Monday, November 26, 2012

Hunter Gatherer Collapse: California

We have done a variety of posts on the collapse of large settled communities, Empires, and the like.  We have tried to expand beyond the typical Maya, Rome, discussions and bring up some the lesser known settled cultures that collapsed.
 
I have noticed a sub-theme within some sustainable style literature, often appearing to come with a communist anarchist style mindset that hunter gatherers do not have the same problems as agricultural communities.
 
That appears to be a gross overstatement.  While it is true that hunter gatherer population does not grow as large on any given plot of land as do agricultural communities, the best evidence is that they also go through cyclical ups and downs, it is just that it is usually at a more localized level, so that unless you get some sort of weather extremes, it will not likely be over as large of an area, and the collapse will not involve as many people.  In other words, if you have a situation comes where the holding capacity of the land, through a drought, becomes equal to 10 people per hectare, the hunter gather community with a density of 15 people have less distance to drop than the agriculturalists with 125 people per hectare.  In the overcompensating downward thrust, one will lose about half its people, while the other will loss 95%.

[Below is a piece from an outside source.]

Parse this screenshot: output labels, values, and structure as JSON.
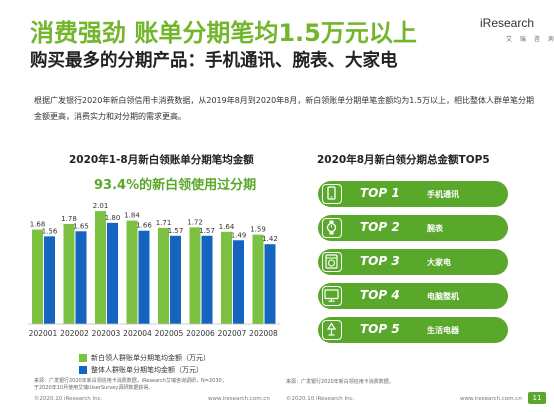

As an example of a decentralized community collapsing:

Beginning at 10,000 B.C. California was occupied by foragers.  Human densities were low and the people did not seem to be having much effect on the environment.  For example, fur seals were breeding on the beaches a bit south of San Francisco and the pups would have been very susceptible to being taken by foragers.  No boats were needed, just clubs.  Yet for thousands of years the seals and the early Californians coexisted.  It would appear that foragers were so few that they did not kill enough pups to reduce the herds to the point that the seals needed to abandon the mainland and breed only on offshore islands, as they do today.  Since the pups were seasonal, this may have been an annual bottleneck in food supply that kept the human population down.  However, as some point the bottleneck was overcome by finding a food that was available or storable at the time of year of the former bottleneck - probably acorns - and the people became sedentary collectors. Group sizes increased and more people began to take the fur seal pups.  Around 2,000 B.C., the seals stopped rearing their pups on the mainland.  Then the now much more numerous people began to exploit shellfish more intensely, allowing less time for them to mature between harvests.  The average size of shells in the shell mounds declined over time.  The human population along the California coast become more sedentary and began to act more like farmers, seriously impacting their environment.  As I discuss later, it was about this time that there was an increase in warfare after this transformation.
 
His comment about being like farmers is a little unfortunate, because it is allowing the record keeping drive the story.  There is considerable evidence of mass killings, with large amounts of game being wasted by less settled groups.  But because they are less settled it is difficult to get a chronological record of their activities.  We don't know what happened to the large game hunters numbers when all the easy prey in North America was killed.  At the local level, there was likely a very rough transition, although a transition that would have been smoothed out a little as the climate was moderating and for the first time agriculture would have been possible.
 
When you look closely at what we can see of the prehistoric record, there appears to be much more of a continuom of behaviours between the two groups with the agriculturalists generally being able to build up larger populations, and thus suffering  more dramtic swings in populatin.  Swings that are also easier to record because of their sedentary life style.